Tuesday, May 13, 2008
Networking
The one unexpected thing to come out of this diagnosis has been the networking I've done.

Its like we've been given a pass to a whole new social setting. I'm meeting other mothers dealing with similar issues. We're discussing our doctors, therapists, and diets. I'm being asked for playdates more since our diagnosis than in our entire first two and a half years.

One mother lives very close to me. Her child has the same diagnosis but PDD is such a broad category that her child's issues aren't exactly the same as Aiden's. I find her the easiest to relate to. We both are feeling the same rollercoaster of emotions. I hit it off really well with another mother at pickup from preschool yesterday. She is taking her child for the first time to see the same psychologist we see. I can't wait to find out how it went. Aiden really seems to be interested in her child, more than any other child, so far.
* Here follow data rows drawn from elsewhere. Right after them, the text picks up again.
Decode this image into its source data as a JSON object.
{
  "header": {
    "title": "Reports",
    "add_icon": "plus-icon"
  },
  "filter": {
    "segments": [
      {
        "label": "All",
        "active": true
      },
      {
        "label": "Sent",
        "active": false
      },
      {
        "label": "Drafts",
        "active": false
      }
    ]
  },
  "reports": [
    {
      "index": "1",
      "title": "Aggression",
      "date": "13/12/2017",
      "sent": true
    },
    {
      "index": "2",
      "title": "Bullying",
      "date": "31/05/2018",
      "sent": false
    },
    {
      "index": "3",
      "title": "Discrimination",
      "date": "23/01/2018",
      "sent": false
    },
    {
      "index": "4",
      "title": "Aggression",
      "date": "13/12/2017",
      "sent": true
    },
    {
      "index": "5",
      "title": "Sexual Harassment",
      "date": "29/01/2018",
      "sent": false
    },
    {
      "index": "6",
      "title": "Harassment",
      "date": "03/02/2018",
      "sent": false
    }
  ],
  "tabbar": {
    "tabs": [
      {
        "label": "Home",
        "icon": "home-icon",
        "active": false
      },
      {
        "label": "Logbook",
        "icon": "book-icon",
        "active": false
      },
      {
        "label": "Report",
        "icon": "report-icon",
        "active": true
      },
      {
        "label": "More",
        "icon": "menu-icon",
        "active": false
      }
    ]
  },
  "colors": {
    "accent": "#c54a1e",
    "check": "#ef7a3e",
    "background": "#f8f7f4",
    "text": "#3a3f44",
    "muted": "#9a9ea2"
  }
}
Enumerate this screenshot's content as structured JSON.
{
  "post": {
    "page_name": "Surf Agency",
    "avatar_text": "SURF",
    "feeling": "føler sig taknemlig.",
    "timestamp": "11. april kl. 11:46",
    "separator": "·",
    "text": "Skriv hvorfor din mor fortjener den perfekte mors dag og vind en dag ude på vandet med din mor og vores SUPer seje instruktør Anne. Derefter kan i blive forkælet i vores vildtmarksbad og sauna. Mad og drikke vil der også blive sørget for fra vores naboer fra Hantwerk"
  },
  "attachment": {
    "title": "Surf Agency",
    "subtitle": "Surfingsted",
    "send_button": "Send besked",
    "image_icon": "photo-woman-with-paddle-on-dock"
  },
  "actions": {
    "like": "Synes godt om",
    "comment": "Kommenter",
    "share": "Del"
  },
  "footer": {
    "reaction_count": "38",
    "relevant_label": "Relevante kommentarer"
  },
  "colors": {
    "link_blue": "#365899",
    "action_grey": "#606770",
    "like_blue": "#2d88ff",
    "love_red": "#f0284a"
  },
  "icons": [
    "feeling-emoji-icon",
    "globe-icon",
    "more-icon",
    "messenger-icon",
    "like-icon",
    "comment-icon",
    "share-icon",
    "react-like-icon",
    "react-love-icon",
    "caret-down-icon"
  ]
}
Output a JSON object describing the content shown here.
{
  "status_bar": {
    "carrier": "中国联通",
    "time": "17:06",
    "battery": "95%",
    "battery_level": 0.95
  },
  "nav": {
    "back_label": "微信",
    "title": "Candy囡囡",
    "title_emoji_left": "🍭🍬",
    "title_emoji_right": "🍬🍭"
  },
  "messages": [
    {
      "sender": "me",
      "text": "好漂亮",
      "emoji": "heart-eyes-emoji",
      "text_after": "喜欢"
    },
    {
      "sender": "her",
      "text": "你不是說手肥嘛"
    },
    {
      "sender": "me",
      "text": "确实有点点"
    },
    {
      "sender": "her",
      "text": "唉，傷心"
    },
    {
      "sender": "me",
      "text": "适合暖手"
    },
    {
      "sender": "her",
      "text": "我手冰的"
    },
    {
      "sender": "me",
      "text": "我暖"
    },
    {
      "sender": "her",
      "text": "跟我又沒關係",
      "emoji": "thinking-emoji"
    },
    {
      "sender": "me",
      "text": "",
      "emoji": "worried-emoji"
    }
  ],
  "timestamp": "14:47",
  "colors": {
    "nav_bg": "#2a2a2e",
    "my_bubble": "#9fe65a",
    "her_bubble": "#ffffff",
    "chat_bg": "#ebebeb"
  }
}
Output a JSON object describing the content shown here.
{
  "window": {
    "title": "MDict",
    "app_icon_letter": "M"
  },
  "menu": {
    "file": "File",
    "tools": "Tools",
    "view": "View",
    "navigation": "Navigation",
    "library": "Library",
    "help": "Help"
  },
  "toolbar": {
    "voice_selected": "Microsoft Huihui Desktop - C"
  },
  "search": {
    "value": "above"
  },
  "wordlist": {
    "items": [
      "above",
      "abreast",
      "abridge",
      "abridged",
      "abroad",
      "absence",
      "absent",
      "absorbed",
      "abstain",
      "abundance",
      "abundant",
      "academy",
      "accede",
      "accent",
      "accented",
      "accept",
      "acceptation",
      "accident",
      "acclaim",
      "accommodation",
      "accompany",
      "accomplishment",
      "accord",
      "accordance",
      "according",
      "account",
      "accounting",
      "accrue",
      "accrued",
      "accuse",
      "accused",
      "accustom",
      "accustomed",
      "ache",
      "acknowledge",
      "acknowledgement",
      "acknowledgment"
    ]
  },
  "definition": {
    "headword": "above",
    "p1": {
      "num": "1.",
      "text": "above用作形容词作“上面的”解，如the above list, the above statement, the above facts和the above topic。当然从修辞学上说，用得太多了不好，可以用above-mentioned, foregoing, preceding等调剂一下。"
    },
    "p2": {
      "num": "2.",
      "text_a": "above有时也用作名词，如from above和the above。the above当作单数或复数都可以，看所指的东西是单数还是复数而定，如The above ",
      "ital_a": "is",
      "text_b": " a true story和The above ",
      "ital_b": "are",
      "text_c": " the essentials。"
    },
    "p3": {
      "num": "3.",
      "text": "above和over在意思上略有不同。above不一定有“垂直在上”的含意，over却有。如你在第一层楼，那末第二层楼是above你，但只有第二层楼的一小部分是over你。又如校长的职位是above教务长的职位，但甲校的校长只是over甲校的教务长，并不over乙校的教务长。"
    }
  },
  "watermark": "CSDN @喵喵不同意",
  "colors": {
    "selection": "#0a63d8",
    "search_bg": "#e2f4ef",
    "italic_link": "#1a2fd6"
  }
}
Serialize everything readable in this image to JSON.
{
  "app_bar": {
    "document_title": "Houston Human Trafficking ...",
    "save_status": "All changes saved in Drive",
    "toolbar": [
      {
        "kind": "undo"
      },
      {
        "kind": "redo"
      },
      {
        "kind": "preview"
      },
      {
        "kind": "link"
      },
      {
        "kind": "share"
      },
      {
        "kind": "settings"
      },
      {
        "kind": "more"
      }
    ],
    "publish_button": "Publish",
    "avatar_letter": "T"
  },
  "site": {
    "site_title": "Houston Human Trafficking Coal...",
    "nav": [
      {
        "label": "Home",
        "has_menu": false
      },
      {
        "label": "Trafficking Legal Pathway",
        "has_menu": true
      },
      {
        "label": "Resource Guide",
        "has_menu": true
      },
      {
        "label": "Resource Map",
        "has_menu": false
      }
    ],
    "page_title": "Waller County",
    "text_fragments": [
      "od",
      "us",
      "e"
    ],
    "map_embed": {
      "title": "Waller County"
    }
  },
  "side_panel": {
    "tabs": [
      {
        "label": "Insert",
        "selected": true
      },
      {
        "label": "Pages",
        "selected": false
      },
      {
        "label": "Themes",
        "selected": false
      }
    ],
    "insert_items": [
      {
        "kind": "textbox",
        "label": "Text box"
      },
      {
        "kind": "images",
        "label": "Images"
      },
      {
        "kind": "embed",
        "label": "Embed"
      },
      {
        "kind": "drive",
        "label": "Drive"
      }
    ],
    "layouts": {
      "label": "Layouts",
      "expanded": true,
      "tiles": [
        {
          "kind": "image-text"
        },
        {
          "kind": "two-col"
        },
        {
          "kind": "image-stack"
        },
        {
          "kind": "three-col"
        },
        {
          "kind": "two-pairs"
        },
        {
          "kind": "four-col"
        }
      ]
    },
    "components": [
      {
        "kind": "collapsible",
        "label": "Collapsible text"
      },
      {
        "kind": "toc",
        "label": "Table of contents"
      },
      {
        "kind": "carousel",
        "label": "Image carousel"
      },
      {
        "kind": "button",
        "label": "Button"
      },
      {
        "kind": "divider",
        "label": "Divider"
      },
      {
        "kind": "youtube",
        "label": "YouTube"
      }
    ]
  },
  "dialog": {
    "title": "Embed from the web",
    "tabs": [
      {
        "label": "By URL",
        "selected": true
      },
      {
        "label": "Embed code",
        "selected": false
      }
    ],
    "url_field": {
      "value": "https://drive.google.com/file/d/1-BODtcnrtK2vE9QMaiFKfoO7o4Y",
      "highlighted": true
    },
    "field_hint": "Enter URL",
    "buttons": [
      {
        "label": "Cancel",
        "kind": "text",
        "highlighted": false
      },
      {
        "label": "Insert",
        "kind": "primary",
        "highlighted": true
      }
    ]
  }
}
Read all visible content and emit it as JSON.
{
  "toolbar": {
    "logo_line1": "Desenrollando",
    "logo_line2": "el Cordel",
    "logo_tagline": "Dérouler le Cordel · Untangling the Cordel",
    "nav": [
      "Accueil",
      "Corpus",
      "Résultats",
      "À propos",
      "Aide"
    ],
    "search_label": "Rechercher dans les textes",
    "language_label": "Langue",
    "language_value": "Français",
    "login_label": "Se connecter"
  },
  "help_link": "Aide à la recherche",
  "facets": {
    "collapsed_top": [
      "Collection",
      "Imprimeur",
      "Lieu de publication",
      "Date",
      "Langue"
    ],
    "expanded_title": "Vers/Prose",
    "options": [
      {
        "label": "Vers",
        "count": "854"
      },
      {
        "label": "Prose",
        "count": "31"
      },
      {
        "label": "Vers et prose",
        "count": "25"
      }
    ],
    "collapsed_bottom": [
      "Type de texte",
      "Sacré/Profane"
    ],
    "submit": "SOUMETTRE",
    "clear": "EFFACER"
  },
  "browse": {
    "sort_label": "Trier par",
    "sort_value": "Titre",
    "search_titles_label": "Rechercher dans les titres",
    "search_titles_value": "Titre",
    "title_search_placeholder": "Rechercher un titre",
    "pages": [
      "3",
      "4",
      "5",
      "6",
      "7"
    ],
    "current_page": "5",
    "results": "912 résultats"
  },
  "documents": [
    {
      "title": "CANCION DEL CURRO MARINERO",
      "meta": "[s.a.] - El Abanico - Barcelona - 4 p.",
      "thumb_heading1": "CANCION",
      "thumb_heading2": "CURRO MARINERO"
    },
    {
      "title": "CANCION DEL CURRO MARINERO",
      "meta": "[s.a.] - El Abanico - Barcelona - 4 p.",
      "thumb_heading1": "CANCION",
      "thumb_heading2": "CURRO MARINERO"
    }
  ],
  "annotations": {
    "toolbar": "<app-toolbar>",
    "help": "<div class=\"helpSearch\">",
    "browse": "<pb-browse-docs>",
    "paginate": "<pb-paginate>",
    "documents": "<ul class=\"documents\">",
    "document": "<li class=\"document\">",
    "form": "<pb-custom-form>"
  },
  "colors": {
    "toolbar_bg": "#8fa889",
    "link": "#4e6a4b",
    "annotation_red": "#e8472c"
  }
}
I really think playdates with him will be a good thing.

I find that sometimes I wonder if the behavior Aiden is exhibiting now are just him being 3 or because of his PDD. I've been told by specialists that you shouldn't be watching your child trying to figure out if he is normal or not at every moment because it will drive you crazy and it isn't fair to your child. Its hard sometimes because right after we found out, he turned into a fire breathing, head spinning, monster child. Every day is a test in patience, which I don't have a large supply of. I can't help but always wonder if the PDD is making it harder than it would be otherwise. Sometimes yes, but probably sometimes no.